These two cases were consolidated in appeals to the 9th Circuit from BIA decisions of removal of petitioners, both convicted of state crimes in California. The appellate panel, in an academic display of linguistics and rhetoric, applied their conventional categorical rule of comparing the state criminal law rule used by the BIA with the comparable federal rule. The California rule of Penal Code 288 (c) prohibition of sexual molestation of children requires evidence involving moral turpitude. The BIA held P.C. 288 is categorically a crime of child abuse under Penal Code 647.6. The same charge in federal court is 8 U.S. Code 1227 but the statute does not use the same term for the crime.
The panel held neither of the two statutes in the state cases cited by the BIA involved moral turpitude or child abuse under federal law. Only after an extensive examination of the elements in state and federal law did the panel hold the BIA used the wrong law and therefore reversed for a rehearing by the BIA.

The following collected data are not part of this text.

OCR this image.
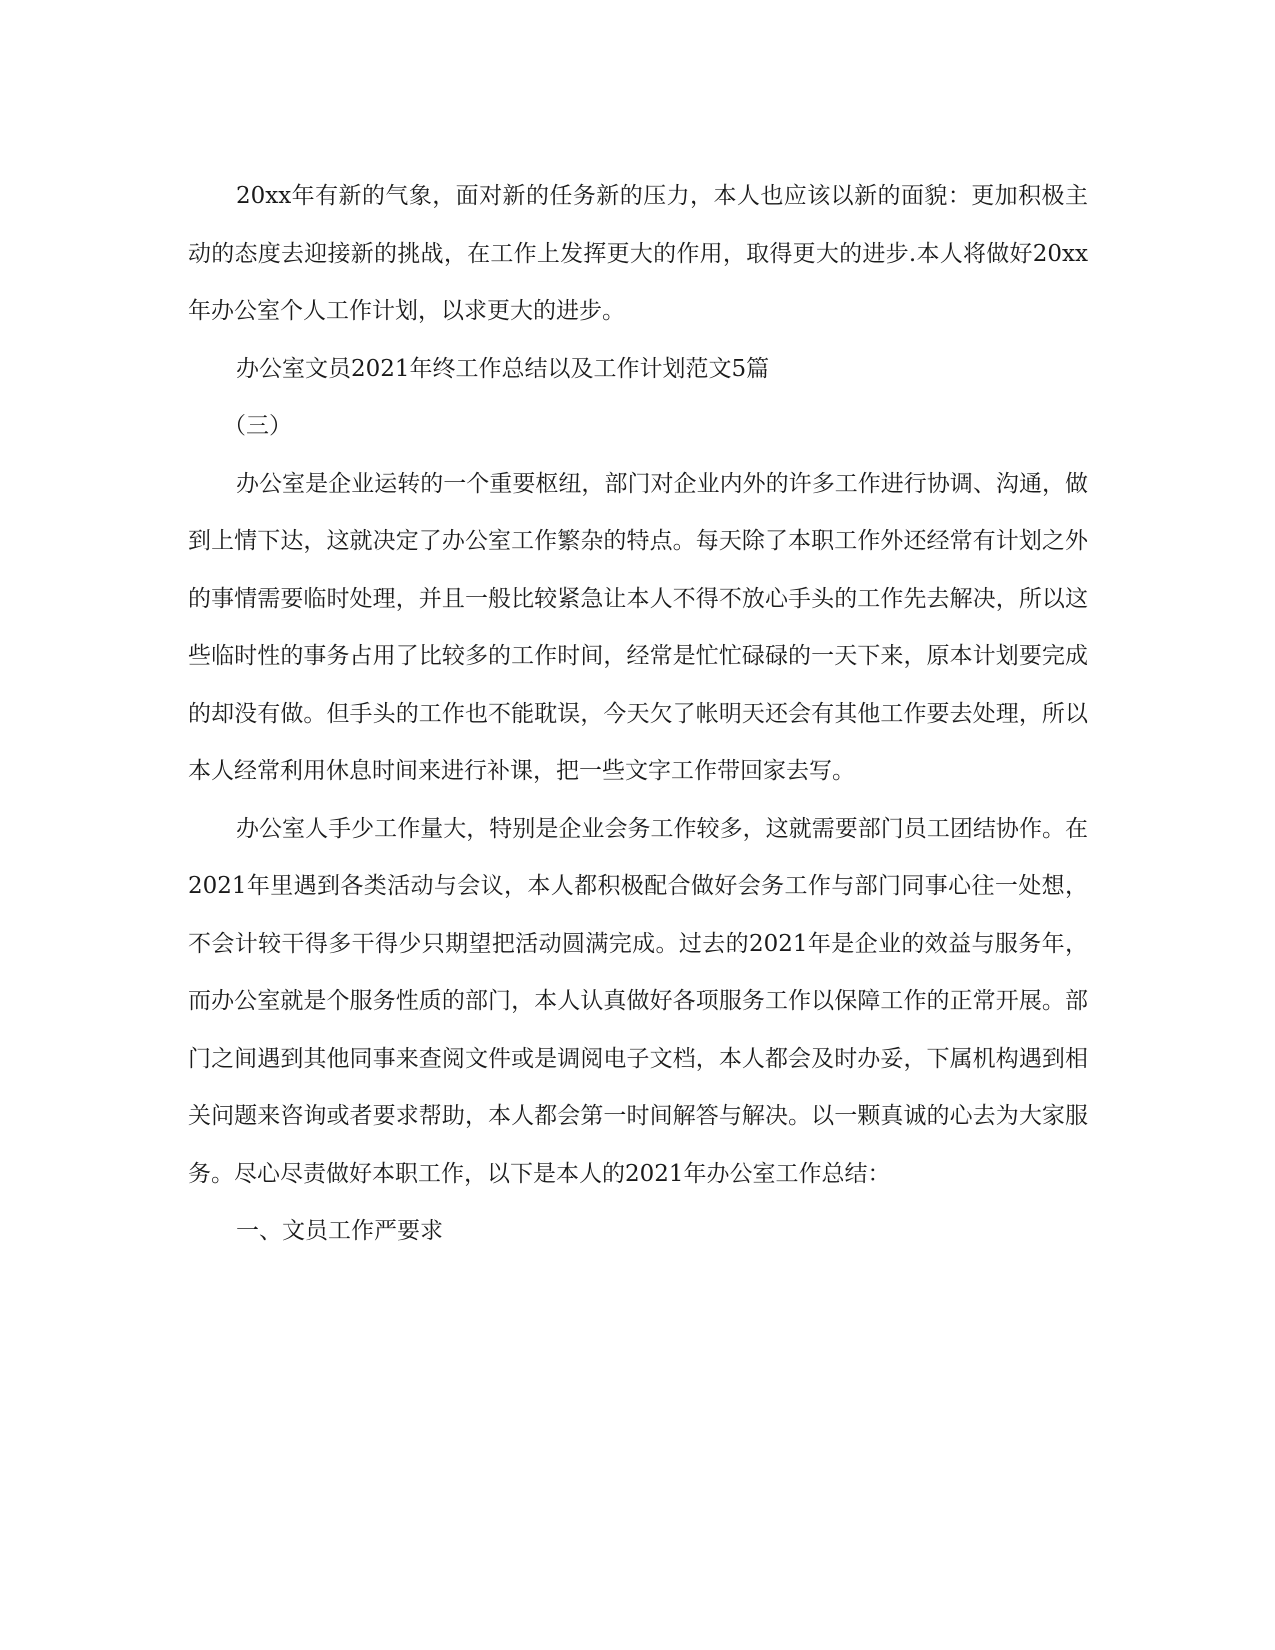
20xx年有新的气象，面对新的任务新的压力，本人也应该以新的面貌：更加积极主动的态度去迎接新的挑战，在工作上发挥更大的作用，取得更大的进步.本人将做好20xx年办公室个人工作计划，以求更大的进步。

办公室文员2021年终工作总结以及工作计划范文5篇

（三）

办公室是企业运转的一个重要枢纽，部门对企业内外的许多工作进行协调、沟通，做到上情下达，这就决定了办公室工作繁杂的特点。每天除了本职工作外还经常有计划之外的事情需要临时处理，并且一般比较紧急让本人不得不放心手头的工作先去解决，所以这些临时性的事务占用了比较多的工作时间，经常是忙忙碌碌的一天下来，原本计划要完成的却没有做。但手头的工作也不能耽误，今天欠了帐明天还会有其他工作要去处理，所以本人经常利用休息时间来进行补课，把一些文字工作带回家去写。

办公室人手少工作量大，特别是企业会务工作较多，这就需要部门员工团结协作。在2021年里遇到各类活动与会议，本人都积极配合做好会务工作与部门同事心往一处想，不会计较干得多干得少只期望把活动圆满完成。过去的2021年是企业的效益与服务年，而办公室就是个服务性质的部门，本人认真做好各项服务工作以保障工作的正常开展。部门之间遇到其他同事来查阅文件或是调阅电子文档，本人都会及时办妥，下属机构遇到相关问题来咨询或者要求帮助，本人都会第一时间解答与解决。以一颗真诚的心去为大家服务。尽心尽责做好本职工作，以下是本人的2021年办公室工作总结：

一、文员工作严要求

The concurring judge in these two cases above reviewed a major federal problem not necessarily confined to this BIA case. In all habeas corpus hearings of state court convictions the federal appellate court compares state law with the comparable federal law. If the state case law or statute do not compare, the federal court reverses, in effect, the state courts by applying the law of federal courts on the same subject. The concurring 9th Circuit judge in the three judge panel commented on this practice as it applies not only to habeas corpus in federal review of state court convictions but also hearings of the rule applicable to the BIA.
The court reversed the BIA and ordered a new hearing.